Synthesis of VO‐TiO2/VC‐g‐C3N4 Heterojunction for Improving the Photocatalytic Activity by Introducing Defect Sites

Abstract

AbstractDefect engineering is a proven strategy for enhancing the performance of photocatalysts. Herein, we present a new method for preparing heterojunction photocatalytic materials, VO‐TiO2/VC‐g‐C3N4, with enhanced activity. The presence of defect sites and a heterojunction structure in the catalyst gives rise to exceptional charge separation efficiency and light absorption capabilities. The synergistic effect of the heterojunction interface and activated defect sites, which act as active sites, significantly enhanced the overall photocatalytic performance of VO‐TiO2/VC‐g‐C3N4. The catalyst VO‐TiO2/VC‐g‐C3N4 exhibits superior photocatalytic activity in the NO degradation reaction: displaying 3.5‐ and 2.2 times higher degradation efficiency than VO‐TiO2 and VC‐g‐C3N4, respectively. Moreover, the nitrogen fixation performance of VO‐TiO2/VC‐g‐C3N4 is 3.8‐ and 3.1 times higher than that of VO‐TiO2 and VC‐g‐C3N4, respectively. Electron paramagnetic resonance (EPR) spectroscopy capture experiments revealed that 1O2 and ⋅ OH are the primary active species in the photocatalytic reaction.
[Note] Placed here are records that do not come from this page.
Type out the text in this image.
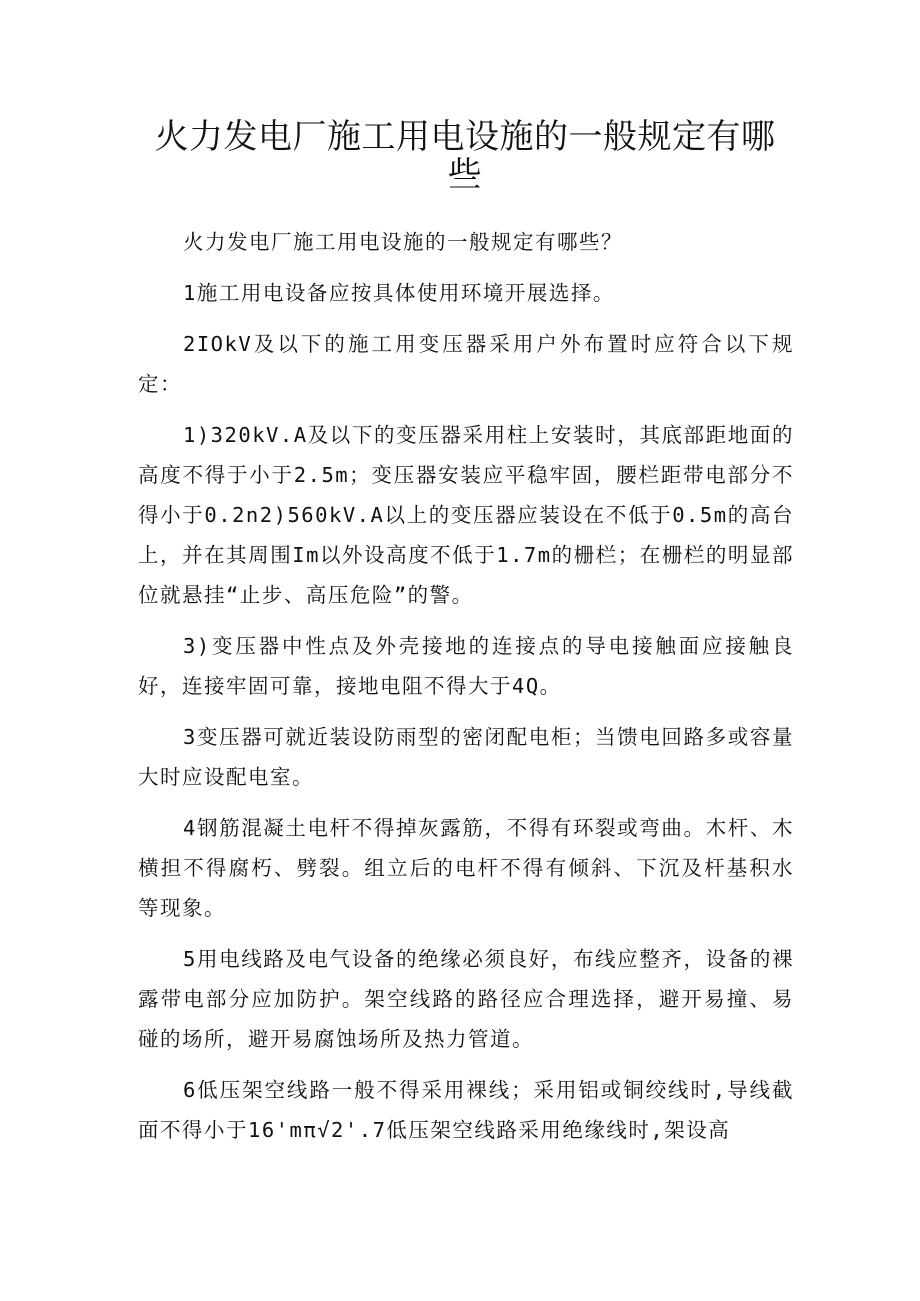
火力发电厂施工用电设施的一般规定有哪些

火力发电厂施工用电设施的一般规定有哪些？

1施工用电设备应按具体使用环境开展选择。

2IOkV及以下的施工用变压器采用户外布置时应符合以下规定：

1)320kV.A及以下的变压器采用柱上安装时，其底部距地面的高度不得于小于2.5m；变压器安装应平稳牢固，腰栏距带电部分不得小于0.2n2)560kV.A以上的变压器应装设在不低于0.5m的高台上，并在其周围Im以外设高度不低于1.7m的栅栏；在栅栏的明显部位就悬挂“止步、高压危险”的警。

3)变压器中性点及外壳接地的连接点的导电接触面应接触良好，连接牢固可靠，接地电阻不得大于4Q。

3变压器可就近装设防雨型的密闭配电柜；当馈电回路多或容量大时应设配电室。

4钢筋混凝土电杆不得掉灰露筋，不得有环裂或弯曲。木杆、木横担不得腐朽、劈裂。组立后的电杆不得有倾斜、下沉及杆基积水等现象。

5用电线路及电气设备的绝缘必须良好，布线应整齐，设备的裸露带电部分应加防护。架空线路的路径应合理选择，避开易撞、易碰的场所，避开易腐蚀场所及热力管道。

6低压架空线路一般不得采用裸线；采用铝或铜绞线时,导线截面不得小于16'mπ√2'.7低压架空线路采用绝缘线时,架设高
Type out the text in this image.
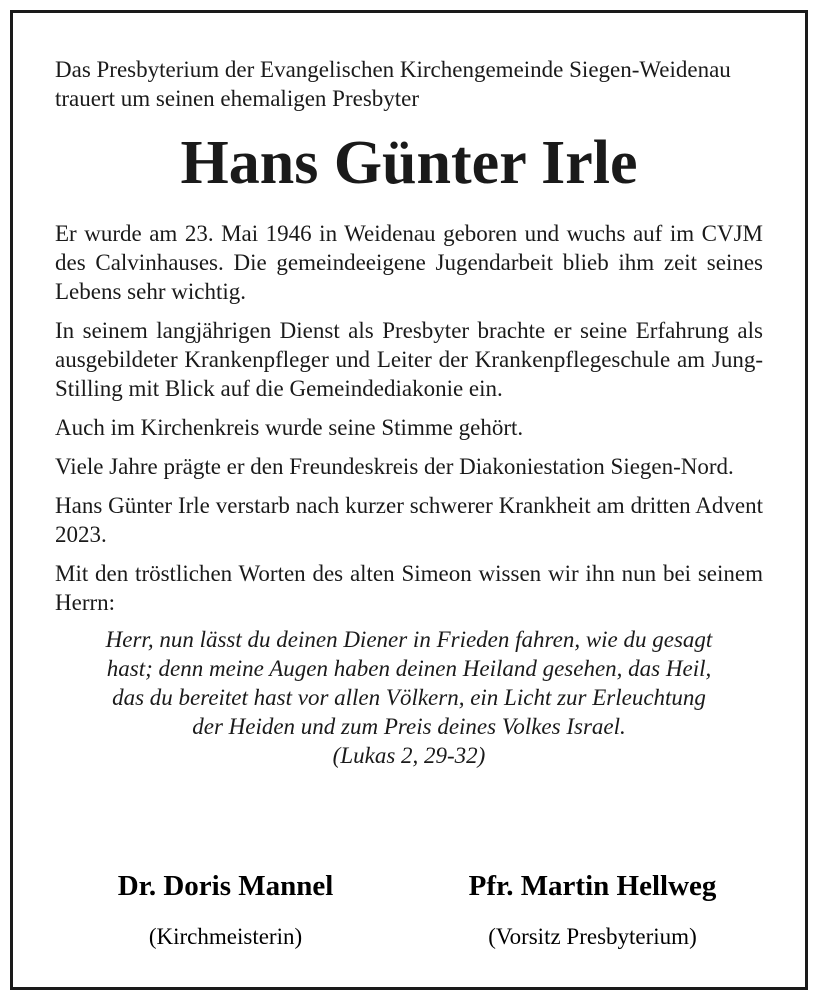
Das Presbyterium der Evangelischen Kirchengemeinde Siegen-Weidenau trauert um seinen ehemaligen Presbyter

Hans Günter Irle

Er wurde am 23. Mai 1946 in Weidenau geboren und wuchs auf im CVJM des Calvinhauses. Die gemeindeeigene Jugendarbeit blieb ihm zeit seines Lebens sehr wichtig.

In seinem langjährigen Dienst als Presbyter brachte er seine Erfahrung als ausgebildeter Krankenpfleger und Leiter der Krankenpflegeschule am Jung-Stilling mit Blick auf die Gemeindediakonie ein.

Auch im Kirchenkreis wurde seine Stimme gehört.

Viele Jahre prägte er den Freundeskreis der Diakoniestation Siegen-Nord.

Hans Günter Irle verstarb nach kurzer schwerer Krankheit am dritten Advent 2023.

Mit den tröstlichen Worten des alten Simeon wissen wir ihn nun bei seinem Herrn:

Herr, nun lässt du deinen Diener in Frieden fahren, wie du gesagt
hast; denn meine Augen haben deinen Heiland gesehen, das Heil,
das du bereitet hast vor allen Völkern, ein Licht zur Erleuchtung
der Heiden und zum Preis deines Volkes Israel.
(Lukas 2, 29-32)

Dr. Doris Mannel
(Kirchmeisterin)
Pfr. Martin Hellweg
(Vorsitz Presbyterium)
The collaboration of carbon vacancy defects, oxygen vacancy defects, and the heterojunction structure created additional active sites for VO‐TiO2/VC‐g‐C3N4. The insights gained from this study offer valuable guidance for the efficient design and synthesis of VO‐TiO2/VC‐g‐C3N4 heterojunction photocatalysts, and lay a solid foundation for further research and development of such systems for large‐scale environmental remediation.